Although Indonesian military leaders have said they are committed to
cracking down on the militias, thus far they have failed to disband the
groups. Indonesian officials maintain that they are undermanned and
ill-equipped for the task.
Some Western diplomats contended that the Indonesian military is not
just failing to corral the militias, but actively supporting them with
weapons, food, uniforms and training.
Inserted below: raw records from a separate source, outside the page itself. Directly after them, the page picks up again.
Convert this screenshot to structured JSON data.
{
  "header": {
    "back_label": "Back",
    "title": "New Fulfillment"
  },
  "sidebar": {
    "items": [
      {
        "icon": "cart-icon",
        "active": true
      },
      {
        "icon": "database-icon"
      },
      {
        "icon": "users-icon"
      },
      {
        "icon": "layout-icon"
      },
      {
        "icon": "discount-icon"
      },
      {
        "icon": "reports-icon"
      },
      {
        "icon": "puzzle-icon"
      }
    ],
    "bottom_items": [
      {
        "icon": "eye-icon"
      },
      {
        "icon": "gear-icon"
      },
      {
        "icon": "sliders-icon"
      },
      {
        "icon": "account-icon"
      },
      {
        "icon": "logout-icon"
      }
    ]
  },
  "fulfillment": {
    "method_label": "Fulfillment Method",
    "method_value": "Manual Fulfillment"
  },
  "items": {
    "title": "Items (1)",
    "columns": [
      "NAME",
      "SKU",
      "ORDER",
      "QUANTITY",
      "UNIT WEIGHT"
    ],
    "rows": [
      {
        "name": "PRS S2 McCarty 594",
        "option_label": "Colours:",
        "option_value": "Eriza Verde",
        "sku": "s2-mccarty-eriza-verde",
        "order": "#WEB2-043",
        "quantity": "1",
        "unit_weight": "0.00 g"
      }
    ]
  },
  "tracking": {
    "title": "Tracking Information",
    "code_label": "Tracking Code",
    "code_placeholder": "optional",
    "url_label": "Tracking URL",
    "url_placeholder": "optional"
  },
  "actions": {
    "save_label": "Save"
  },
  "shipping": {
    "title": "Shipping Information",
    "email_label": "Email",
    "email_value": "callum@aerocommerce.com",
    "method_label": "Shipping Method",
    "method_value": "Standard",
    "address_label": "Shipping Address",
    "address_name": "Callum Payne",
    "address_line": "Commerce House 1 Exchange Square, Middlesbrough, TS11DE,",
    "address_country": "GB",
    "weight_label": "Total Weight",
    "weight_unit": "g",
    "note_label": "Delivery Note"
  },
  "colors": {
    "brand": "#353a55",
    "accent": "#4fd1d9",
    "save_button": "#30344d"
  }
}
Western diplomats said the militias
have received new weapons and training in the past year from current and
former military officers, some of whom likely are members of Indonesia's
special forces.
U.N. officials insisted that the 7,800 peacekeepers in East Timor are
enough to handle the militia threat, although some military officials
privately expressed frustration about their inability to move units from
the relatively tranquil eastern part of the territory to the more volatile
western region because of agreements between the United Nations and
countries supplying troops that limit where certain soldiers can be
deployed.
Some peacekeepers also questioned the U.N. rules of engagement in East
Timor. Although the rules are among the most aggressive for any
peacekeeping mission, allowing soldiers to shoot for reasons other than
self-defense, military officials have ordered peacekeepers to fire only if
they are directly threatened.
"They [the militias] can put down their arms and blend in with the
local community, or they can walk across the border," said Capt. Guy
Moten, an Australian army pilot. "Our engagement is limited. There is
a sense of frustration."
Sergio Vieira de Mello, the U.N. secretary general's representative who
is effectively East Timor's president until elections are held next year,
said he is thinking about modifying the rules of engagement to give
peacekeepers greater latitude to use deadly force.
"Obviously we haven't come to East Timor to kill people," de
Mello said in an interview. "On the other had, we're not going to
allow our soldiers to become sitting ducks for these guys to aim at."